Os indicadores oficiais de
Produto Interno Bruto podem
superestimar grosseiramente o
crescimento econômico, porque não capturam os sentimentos negativos que prevalecem
entre as pequenas empresas e a
sua severa queda de produção.
O PIB do terceiro trimestre, se
corrigido de acordo com esses
fatores, pode ter registrado
crescimento anualizado de 2%,
e não de 3,5%.
A história dos Estados Unidos, de fato, é um conto de duas
economias. Existe uma parcela
menor que está se recuperando
lentamente e uma parcela
maior que continua em profunda e persistente desaceleração.
Considere os seguintes fatos:
embora o índice oficial de desemprego norte-americano seja de 10,2%, o número salta para chocantes 17,5% se forem incluídos os trabalhadores que
perderam o ânimo de procurar
emprego e os trabalhadores de
tempo parcial.
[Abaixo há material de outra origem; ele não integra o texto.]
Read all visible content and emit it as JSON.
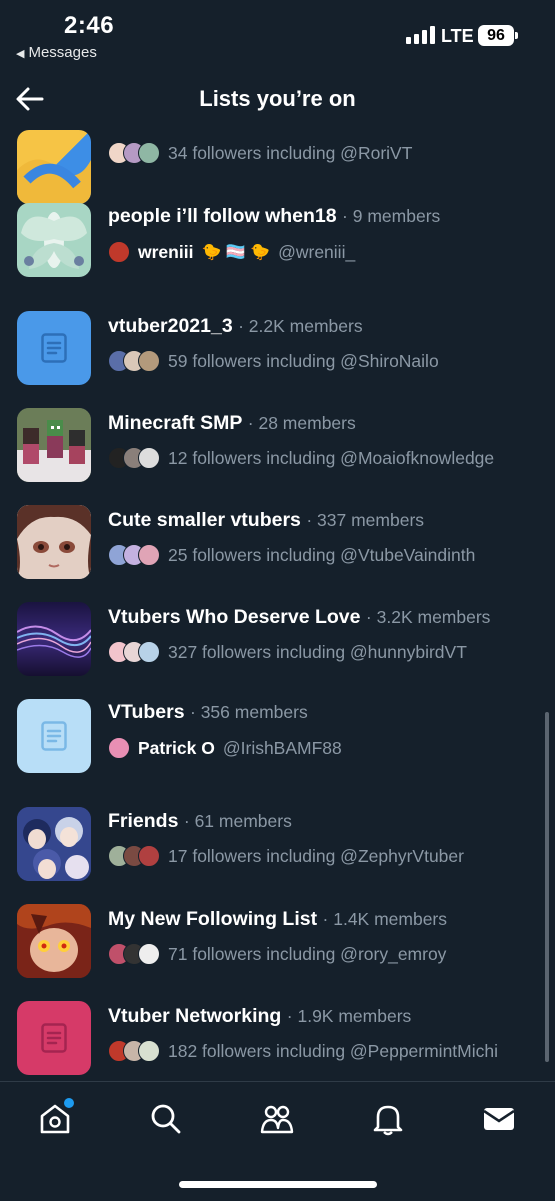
{
  "status": {
    "time": "2:46",
    "back_app": "Messages",
    "network": "LTE",
    "battery": "96"
  },
  "header": {
    "title": "Lists you’re on"
  },
  "lists": [
    {
      "name": "",
      "meta": "",
      "subtitle": "34 followers including @RoriVT",
      "thumb": "icon-yellow-blue",
      "avatar_colors": [
        "#f0d6c8",
        "#b59ac4",
        "#8fb7a4"
      ]
    },
    {
      "name": "people i’ll follow when18",
      "meta": "9 members",
      "owner": "wreniii",
      "emojis": "🐤 🏳️‍⚧️ 🐤",
      "subtitle": "@wreniii_",
      "thumb": "art-green-moth",
      "avatar_colors": [
        "#c0392b"
      ]
    },
    {
      "name": "vtuber2021_3",
      "meta": "2.2K members",
      "subtitle": "59 followers including @ShiroNailo",
      "thumb": "list-icon-blue",
      "avatar_colors": [
        "#5a6ea8",
        "#d9c7b8",
        "#b39a7c"
      ]
    },
    {
      "name": "Minecraft SMP",
      "meta": "28 members",
      "subtitle": "12 followers including @Moaiofknowledge",
      "thumb": "art-minecraft",
      "avatar_colors": [
        "#222222",
        "#8a7f7a",
        "#dddddd"
      ]
    },
    {
      "name": "Cute smaller vtubers",
      "meta": "337 members",
      "subtitle": "25 followers including @VtubeVaindinth",
      "thumb": "art-anime-girl",
      "avatar_colors": [
        "#8fa4d6",
        "#c4b1e0",
        "#e0a4b6"
      ]
    },
    {
      "name": "Vtubers Who Deserve Love",
      "meta": "3.2K members",
      "subtitle": "327 followers including @hunnybirdVT",
      "thumb": "art-purple-waves",
      "avatar_colors": [
        "#f2c4cc",
        "#e8d6d6",
        "#b8d2e8"
      ]
    },
    {
      "name": "VTubers",
      "meta": "356 members",
      "owner": "Patrick O",
      "subtitle": "@IrishBAMF88",
      "thumb": "list-icon-lightblue",
      "avatar_colors": [
        "#e88fb4"
      ]
    },
    {
      "name": "Friends",
      "meta": "61 members",
      "subtitle": "17 followers including @ZephyrVtuber",
      "thumb": "art-anime-group",
      "avatar_colors": [
        "#9fb09a",
        "#7a4a42",
        "#b04040"
      ]
    },
    {
      "name": "My New Following List",
      "meta": "1.4K members",
      "subtitle": "71 followers including @rory_emroy",
      "thumb": "art-red-eyes",
      "avatar_colors": [
        "#c0506a",
        "#333333",
        "#eeeeee"
      ]
    },
    {
      "name": "Vtuber Networking",
      "meta": "1.9K members",
      "subtitle": "182 followers including @PeppermintMichi",
      "thumb": "list-icon-pink",
      "avatar_colors": [
        "#c0392b",
        "#c8b5a8",
        "#d8e0d0"
      ]
    }
  ],
  "tabs": [
    "home-icon",
    "search-icon",
    "communities-icon",
    "notifications-icon",
    "messages-icon"
  ]
}
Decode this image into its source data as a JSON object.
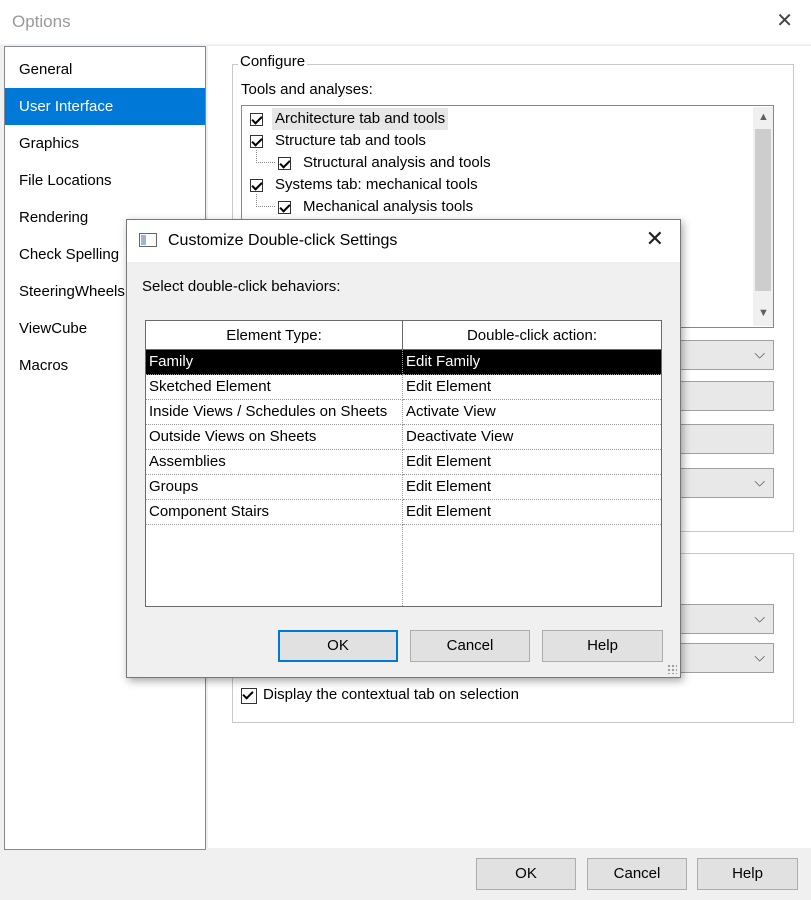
{
  "window": {
    "title": "Options",
    "close_icon": "close-icon"
  },
  "nav": {
    "items": [
      {
        "label": "General",
        "selected": false
      },
      {
        "label": "User Interface",
        "selected": true
      },
      {
        "label": "Graphics",
        "selected": false
      },
      {
        "label": "File Locations",
        "selected": false
      },
      {
        "label": "Rendering",
        "selected": false
      },
      {
        "label": "Check Spelling",
        "selected": false
      },
      {
        "label": "SteeringWheels",
        "selected": false
      },
      {
        "label": "ViewCube",
        "selected": false
      },
      {
        "label": "Macros",
        "selected": false
      }
    ]
  },
  "configure": {
    "legend": "Configure",
    "tools_label": "Tools and analyses:",
    "tree": [
      {
        "label": "Architecture tab and tools",
        "checked": true,
        "level": 0
      },
      {
        "label": "Structure tab and tools",
        "checked": true,
        "level": 0
      },
      {
        "label": "Structural analysis and tools",
        "checked": true,
        "level": 1
      },
      {
        "label": "Systems tab: mechanical tools",
        "checked": true,
        "level": 0
      },
      {
        "label": "Mechanical analysis tools",
        "checked": true,
        "level": 1
      }
    ],
    "contextual_tab_label": "Display the contextual tab on selection",
    "contextual_tab_checked": true
  },
  "footer": {
    "ok": "OK",
    "cancel": "Cancel",
    "help": "Help"
  },
  "dialog": {
    "title": "Customize Double-click Settings",
    "prompt": "Select double-click behaviors:",
    "columns": [
      "Element Type:",
      "Double-click action:"
    ],
    "rows": [
      {
        "element": "Family",
        "action": "Edit Family",
        "selected": true
      },
      {
        "element": "Sketched Element",
        "action": "Edit Element",
        "selected": false
      },
      {
        "element": "Inside Views / Schedules on Sheets",
        "action": "Activate View",
        "selected": false
      },
      {
        "element": "Outside Views on Sheets",
        "action": "Deactivate View",
        "selected": false
      },
      {
        "element": "Assemblies",
        "action": "Edit Element",
        "selected": false
      },
      {
        "element": "Groups",
        "action": "Edit Element",
        "selected": false
      },
      {
        "element": "Component Stairs",
        "action": "Edit Element",
        "selected": false
      }
    ],
    "ok": "OK",
    "cancel": "Cancel",
    "help": "Help"
  },
  "colors": {
    "selection": "#0078d7",
    "grid_selection": "#000000"
  }
}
E, enquanto os
dados empresariais sugerem
perdas de 600 mil empregos
nos últimos três meses, pesquisas domiciliares, que incluem
os trabalhadores autônomos e
as pequenas empresas, sugerem que essas perdas foram superiores a 2 milhões de postos
de trabalho.
Além disso, o efeito total da
tendência sobre a renda dos
trabalhadores -o produto da
multiplicação do número de
empregos pelas horas trabalhadas e pelo salário médio por hora- foi mais severo do que
aquele que os indicadores simples de demissões apontam,
porque há empresas reduzindo
as jornadas de trabalho de seus
funcionários, colocando-os em
licença não remunerada ou reduzindo salários como forma
de distribuir os prejuízos.
Muitos dos empregos perdidos na construção, nas finanças, na manufatura e nos serviços terceirizados não serão recuperados, e estudos recentes
indicam que um quarto dos
empregos dos EUA pode ser
terceirizado para outros países,
com o tempo.
Sem esperança
Assim, proporção crescente
da força de trabalho -muitas
vezes por sob o radar das estatísticas oficiais- está perdendo
a esperança de obter emprego
remunerado, enquanto o índice
de desemprego (especialmente
para os trabalhadores pobres e
de baixa capacitação) continuará elevado por período muito mais longo do que em recessões anteriores.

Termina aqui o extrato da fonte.